< Psalmen 45 >
1 Een onderwijzing, een lied der liefde, voor den opperzangmeester, onder de kinderen van Korach, op Schoschannim. Mijn hart geeft een goede rede op; ik zegge mijn gedichten uit van een Koning; mijn tong is een pen eens vaardigen schrijvers.
To the chief Musician upon Shoshannim, for the sons of Korah, Maschil, A Song of loves. My heart is overflowing with a good matter: I speak of the things which I have made concerning the king: my tongue is the pen of a skilful writer.
2 Gij zijt veel schoner dan de mensenkinderen; genade is uitgestort in Uw lippen; daarom heeft U God gezegend in eeuwigheid.
Thou art fairer than the children of men: grace is poured into thy lips: therefore God hath blessed thee for ever.
3 Gord Uw zwaard aan de heup, o Held! Uw Majesteit en Uw heerlijkheid.
Gird thy sword upon thy thigh, O most mighty, with thy glory and thy majesty.
4 En rijd voorspoediglijk in Uw heerlijkheid, op het woord der waarheid en rechtvaardige zachtmoedigheid; en Uw rechterhand zal U vreselijke dingen leren.
And in thy majesty ride prosperously because of truth and meekness and righteousness; and thy right hand shall teach thee terrible things.
5 Uw pijlen zijn scherp; volken zullen onder U vallen; zij treffen in het hart van des Konings vijanden.
Thy arrows are sharp in the heart of the king’s enemies; by which the people fall under thee.
6 Uw troon, o God! is eeuwiglijk en altoos; de scepter Uws Koninkrijks is een scepter der rechtmatigheid.

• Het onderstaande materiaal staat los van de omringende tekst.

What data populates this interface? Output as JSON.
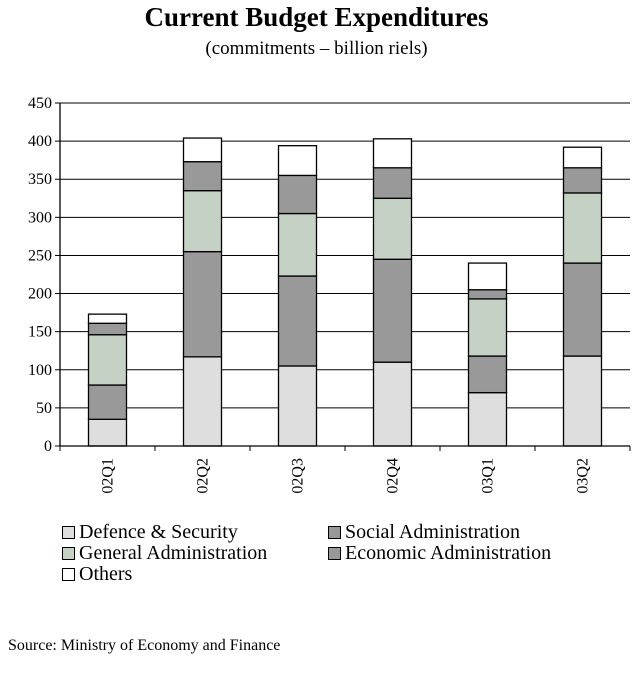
{
  "chart_data": {
    "type": "bar",
    "stacked": true,
    "title": "Current Budget Expenditures",
    "subtitle": "(commitments – billion riels)",
    "xlabel": "",
    "ylabel": "",
    "ylim": [
      0,
      450
    ],
    "yticks": [
      0,
      50,
      100,
      150,
      200,
      250,
      300,
      350,
      400,
      450
    ],
    "grid": true,
    "legend_position": "bottom",
    "categories": [
      "02Q1",
      "02Q2",
      "02Q3",
      "02Q4",
      "03Q1",
      "03Q2"
    ],
    "series": [
      {
        "name": "Defence & Security",
        "color": "#dedede",
        "values": [
          35,
          117,
          105,
          110,
          70,
          118
        ]
      },
      {
        "name": "Social Administration",
        "color": "#999999",
        "values": [
          45,
          138,
          118,
          135,
          48,
          122
        ]
      },
      {
        "name": "General Administration",
        "color": "#c5d1c5",
        "values": [
          66,
          80,
          82,
          80,
          75,
          92
        ]
      },
      {
        "name": "Economic Administration",
        "color": "#999999",
        "values": [
          15,
          38,
          50,
          40,
          12,
          33
        ]
      },
      {
        "name": "Others",
        "color": "#ffffff",
        "values": [
          12,
          31,
          39,
          38,
          35,
          27
        ]
      }
    ]
  },
  "source": "Source: Ministry of Economy and Finance"
}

Thy throne, O God, is for ever and ever: the sceptre of thy kingdom is a sceptre of justice.
7 Gij hebt gerechtigheid lief, en haat goddeloosheid; daarom heeft U, o God! Uw God gezalfd met vreugdeolie, boven Uw medegenoten.
Thou lovest righteousness, and hatest wickedness: therefore God, thy God, hath anointed thee with the oil of gladness above thy companions.

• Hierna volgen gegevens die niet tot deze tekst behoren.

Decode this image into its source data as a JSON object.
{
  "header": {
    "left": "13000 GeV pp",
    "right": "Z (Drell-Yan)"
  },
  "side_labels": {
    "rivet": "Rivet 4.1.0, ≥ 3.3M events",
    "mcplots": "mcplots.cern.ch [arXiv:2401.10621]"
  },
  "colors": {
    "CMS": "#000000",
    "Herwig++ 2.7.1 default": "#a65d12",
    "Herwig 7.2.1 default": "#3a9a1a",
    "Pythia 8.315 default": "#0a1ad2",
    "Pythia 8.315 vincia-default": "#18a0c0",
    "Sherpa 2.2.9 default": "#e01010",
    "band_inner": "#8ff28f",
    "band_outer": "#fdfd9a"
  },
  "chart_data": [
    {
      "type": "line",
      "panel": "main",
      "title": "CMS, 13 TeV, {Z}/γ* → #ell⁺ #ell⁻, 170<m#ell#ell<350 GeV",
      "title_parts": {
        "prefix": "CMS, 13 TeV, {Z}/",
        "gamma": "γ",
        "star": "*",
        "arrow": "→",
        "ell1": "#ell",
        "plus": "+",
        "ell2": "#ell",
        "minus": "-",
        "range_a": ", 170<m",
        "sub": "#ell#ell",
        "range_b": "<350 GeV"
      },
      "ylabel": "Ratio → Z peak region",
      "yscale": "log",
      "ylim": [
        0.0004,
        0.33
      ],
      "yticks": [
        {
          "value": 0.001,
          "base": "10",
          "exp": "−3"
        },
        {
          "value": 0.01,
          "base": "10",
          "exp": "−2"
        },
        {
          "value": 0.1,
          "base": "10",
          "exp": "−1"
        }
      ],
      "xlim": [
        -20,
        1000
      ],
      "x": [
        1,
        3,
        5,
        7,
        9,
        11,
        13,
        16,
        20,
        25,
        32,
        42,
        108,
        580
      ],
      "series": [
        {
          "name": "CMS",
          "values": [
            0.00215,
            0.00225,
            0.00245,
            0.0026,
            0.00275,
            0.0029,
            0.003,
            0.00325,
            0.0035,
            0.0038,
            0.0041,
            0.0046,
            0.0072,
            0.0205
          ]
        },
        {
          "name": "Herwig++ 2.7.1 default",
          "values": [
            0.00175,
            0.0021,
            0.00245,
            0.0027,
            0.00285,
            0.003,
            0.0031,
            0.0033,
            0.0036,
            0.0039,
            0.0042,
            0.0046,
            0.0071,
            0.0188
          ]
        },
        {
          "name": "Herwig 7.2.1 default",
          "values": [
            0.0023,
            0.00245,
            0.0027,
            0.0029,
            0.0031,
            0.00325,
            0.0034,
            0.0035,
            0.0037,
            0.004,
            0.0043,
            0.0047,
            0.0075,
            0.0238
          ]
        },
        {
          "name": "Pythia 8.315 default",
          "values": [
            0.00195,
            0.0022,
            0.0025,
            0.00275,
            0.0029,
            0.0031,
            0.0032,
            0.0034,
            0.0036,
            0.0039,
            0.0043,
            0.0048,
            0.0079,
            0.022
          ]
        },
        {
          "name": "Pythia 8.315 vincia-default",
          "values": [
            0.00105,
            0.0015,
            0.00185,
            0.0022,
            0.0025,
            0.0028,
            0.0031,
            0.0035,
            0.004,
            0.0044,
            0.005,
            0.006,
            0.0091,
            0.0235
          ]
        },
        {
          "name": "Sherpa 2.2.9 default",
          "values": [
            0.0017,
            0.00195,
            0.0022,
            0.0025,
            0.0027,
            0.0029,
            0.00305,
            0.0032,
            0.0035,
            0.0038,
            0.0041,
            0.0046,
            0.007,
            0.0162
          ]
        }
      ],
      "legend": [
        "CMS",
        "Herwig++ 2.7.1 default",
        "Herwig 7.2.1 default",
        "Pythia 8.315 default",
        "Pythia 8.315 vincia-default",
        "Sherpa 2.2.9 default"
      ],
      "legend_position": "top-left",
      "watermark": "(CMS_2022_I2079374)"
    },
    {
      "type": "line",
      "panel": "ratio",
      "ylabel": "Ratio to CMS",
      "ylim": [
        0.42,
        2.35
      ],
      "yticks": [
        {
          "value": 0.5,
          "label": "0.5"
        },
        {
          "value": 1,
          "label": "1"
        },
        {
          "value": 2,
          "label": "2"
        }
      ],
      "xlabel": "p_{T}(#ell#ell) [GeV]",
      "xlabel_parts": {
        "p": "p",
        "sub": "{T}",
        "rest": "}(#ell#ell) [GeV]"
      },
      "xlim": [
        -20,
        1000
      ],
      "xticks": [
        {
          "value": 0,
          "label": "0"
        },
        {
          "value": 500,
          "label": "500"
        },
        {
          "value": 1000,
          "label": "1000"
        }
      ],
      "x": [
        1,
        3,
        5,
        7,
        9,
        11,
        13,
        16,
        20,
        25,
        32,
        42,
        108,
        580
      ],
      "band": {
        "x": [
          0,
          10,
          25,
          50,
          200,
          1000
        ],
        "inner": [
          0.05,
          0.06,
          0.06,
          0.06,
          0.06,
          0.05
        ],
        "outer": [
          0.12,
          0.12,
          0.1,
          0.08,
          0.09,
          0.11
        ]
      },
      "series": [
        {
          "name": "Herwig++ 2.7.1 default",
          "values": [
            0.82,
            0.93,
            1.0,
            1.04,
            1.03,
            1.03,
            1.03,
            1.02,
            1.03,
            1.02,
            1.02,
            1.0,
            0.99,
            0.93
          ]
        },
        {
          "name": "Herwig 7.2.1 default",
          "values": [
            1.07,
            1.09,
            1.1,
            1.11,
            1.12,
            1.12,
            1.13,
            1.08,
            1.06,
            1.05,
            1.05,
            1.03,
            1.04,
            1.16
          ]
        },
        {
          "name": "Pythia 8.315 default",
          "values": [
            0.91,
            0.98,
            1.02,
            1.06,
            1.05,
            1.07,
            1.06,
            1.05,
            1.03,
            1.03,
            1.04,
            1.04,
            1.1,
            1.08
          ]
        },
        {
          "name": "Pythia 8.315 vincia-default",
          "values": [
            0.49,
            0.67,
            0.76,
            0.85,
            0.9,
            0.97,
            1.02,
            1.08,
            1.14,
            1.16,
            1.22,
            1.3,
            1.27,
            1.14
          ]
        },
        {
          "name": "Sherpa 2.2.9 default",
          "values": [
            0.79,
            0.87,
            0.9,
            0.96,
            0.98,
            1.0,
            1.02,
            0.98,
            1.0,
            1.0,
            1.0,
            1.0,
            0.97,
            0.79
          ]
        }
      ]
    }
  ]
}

8 Al Uw klederen zijn mirre, en aloe, en kassie; uit de elpenbenen paleizen, van waar zij U verblijden.
All thy garments smell of myrrh, and aloes, and cassia, out of the ivory palaces, by which they have made thee glad.
9 Dochters van koningen zijn onder Uw kostelijke staatsdochteren; de Koningin staat aan Uw rechterhand, in het fijnste goud van Ofir.

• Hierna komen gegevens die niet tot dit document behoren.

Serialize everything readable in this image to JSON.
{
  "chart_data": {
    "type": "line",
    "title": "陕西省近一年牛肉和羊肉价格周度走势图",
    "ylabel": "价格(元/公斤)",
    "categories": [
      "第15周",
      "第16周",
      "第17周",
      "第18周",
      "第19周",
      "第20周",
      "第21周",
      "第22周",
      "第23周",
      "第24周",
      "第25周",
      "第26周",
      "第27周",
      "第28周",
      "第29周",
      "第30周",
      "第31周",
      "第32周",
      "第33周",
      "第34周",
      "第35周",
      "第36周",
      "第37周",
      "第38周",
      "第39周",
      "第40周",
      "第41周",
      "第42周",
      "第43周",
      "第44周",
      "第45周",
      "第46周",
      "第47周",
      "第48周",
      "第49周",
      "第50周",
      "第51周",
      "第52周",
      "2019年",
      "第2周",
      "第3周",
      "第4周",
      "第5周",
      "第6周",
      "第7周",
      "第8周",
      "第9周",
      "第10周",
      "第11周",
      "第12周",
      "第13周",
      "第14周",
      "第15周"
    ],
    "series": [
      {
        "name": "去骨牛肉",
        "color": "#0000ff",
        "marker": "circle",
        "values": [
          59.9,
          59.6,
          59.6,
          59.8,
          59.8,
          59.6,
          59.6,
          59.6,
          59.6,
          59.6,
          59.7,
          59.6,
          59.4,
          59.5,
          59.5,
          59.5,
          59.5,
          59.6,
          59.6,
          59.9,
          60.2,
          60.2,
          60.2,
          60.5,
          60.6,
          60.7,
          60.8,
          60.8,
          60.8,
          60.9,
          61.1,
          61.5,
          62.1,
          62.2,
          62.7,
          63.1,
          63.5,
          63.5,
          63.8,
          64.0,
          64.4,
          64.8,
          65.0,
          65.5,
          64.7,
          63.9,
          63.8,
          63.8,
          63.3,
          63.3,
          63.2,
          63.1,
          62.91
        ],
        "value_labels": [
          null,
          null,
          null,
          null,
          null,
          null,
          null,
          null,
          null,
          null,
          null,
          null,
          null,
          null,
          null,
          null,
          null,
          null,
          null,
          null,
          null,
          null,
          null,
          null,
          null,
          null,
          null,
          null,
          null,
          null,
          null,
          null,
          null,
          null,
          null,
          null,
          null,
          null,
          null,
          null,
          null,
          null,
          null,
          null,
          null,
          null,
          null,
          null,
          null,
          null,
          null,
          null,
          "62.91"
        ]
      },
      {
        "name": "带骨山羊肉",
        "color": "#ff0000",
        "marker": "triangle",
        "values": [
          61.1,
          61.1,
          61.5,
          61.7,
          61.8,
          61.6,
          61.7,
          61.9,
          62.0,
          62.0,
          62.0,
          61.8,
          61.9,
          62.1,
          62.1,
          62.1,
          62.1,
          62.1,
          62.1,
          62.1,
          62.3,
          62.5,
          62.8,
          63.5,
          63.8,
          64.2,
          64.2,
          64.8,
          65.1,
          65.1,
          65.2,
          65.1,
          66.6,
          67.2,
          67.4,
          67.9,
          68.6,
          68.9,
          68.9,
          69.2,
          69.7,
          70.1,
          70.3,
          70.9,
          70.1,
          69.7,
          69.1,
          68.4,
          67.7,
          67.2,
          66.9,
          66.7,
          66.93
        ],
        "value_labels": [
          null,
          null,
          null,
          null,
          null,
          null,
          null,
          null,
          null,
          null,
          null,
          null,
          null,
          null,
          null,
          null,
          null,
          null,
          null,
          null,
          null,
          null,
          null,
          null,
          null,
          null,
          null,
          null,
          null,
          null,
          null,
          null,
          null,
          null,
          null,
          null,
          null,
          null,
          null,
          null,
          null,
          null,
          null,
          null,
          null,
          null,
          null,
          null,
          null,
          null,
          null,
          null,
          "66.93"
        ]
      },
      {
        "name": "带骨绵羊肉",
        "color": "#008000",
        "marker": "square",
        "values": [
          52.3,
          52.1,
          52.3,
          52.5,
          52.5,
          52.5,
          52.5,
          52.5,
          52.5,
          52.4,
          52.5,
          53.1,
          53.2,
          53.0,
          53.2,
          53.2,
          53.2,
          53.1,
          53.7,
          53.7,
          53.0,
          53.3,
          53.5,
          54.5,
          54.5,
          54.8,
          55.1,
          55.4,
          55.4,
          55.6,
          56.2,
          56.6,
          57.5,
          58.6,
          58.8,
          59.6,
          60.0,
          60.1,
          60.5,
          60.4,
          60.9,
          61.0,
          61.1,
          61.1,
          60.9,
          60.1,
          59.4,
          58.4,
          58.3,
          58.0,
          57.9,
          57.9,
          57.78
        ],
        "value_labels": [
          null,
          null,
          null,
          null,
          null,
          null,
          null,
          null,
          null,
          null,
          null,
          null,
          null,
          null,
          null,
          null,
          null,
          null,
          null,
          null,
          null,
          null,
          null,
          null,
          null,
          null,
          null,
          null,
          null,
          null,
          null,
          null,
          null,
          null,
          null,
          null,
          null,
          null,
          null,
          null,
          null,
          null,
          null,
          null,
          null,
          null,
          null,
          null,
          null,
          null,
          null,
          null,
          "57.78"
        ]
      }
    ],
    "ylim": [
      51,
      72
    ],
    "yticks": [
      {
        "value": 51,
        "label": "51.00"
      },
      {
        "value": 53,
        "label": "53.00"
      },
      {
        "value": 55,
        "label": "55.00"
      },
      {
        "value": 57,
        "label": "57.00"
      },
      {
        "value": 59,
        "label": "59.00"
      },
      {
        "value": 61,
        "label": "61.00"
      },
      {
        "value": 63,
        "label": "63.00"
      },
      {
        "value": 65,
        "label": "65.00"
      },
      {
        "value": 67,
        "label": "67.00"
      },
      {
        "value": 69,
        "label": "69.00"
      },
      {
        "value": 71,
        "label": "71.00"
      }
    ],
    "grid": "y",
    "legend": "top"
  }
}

Kings’ daughters were among thy honourable women: upon thy right hand stood the queen in gold of Ophir.
10 Hoor, o Dochter! en zie, en neig uw oor; en vergeet uw volk en uws vaders huis.
Hearken, O daughter, and consider, and incline thy ear; forget also thy own people, and thy father’s house;
11 Zo zal de Koning lust hebben aan uw schoonheid; dewijl Hij uw Heere is, zo buig u voor Hem neder.
So shall the king greatly desire thy beauty: for he is thy Lord; and worship thou him.
12 En de dochter van Tyrus, de rijken onder het volk, zullen uw aangezicht met geschenk smeken.
And the daughter of Tyre shall be there with a gift; even the rich among the people shall entreat thy favour.
13 Des Konings Dochter is geheel verheerlijkt inwendig; haar kleding is van gouden borduursel.
The king’s daughter is all glorious within: her clothing is of wrought gold.
14 In gestikte klederen zal zij tot den Koning geleid worden; de jonge dochteren, die achter haar zijn, haar medegezellinnen, zullen tot u gebracht worden.
She shall be brought to the king in raiment of needlework: the virgins her companions that follow her shall be brought to thee.
15 Zij zullen geleid worden met alle blijdschap en verheuging; zij zullen ingaan in des Konings paleis.
With gladness and rejoicing shall they be brought: they shall enter into the king’s palace.
16 In plaats van Uw vaderen zullen Uw zonen zijn; Gij zult hen tot vorsten zetten over de ganse aarde.
Instead of thy fathers shall be thy children, whom thou mayest make princes in all the earth.
17 Ik zal Uws Naams doen gedenken van elk geslacht tot geslacht; daarom zullen U de volken loven eeuwiglijk en altoos.
I will make thy name to be remembered in all generations: therefore shall the people praise thee for ever and ever.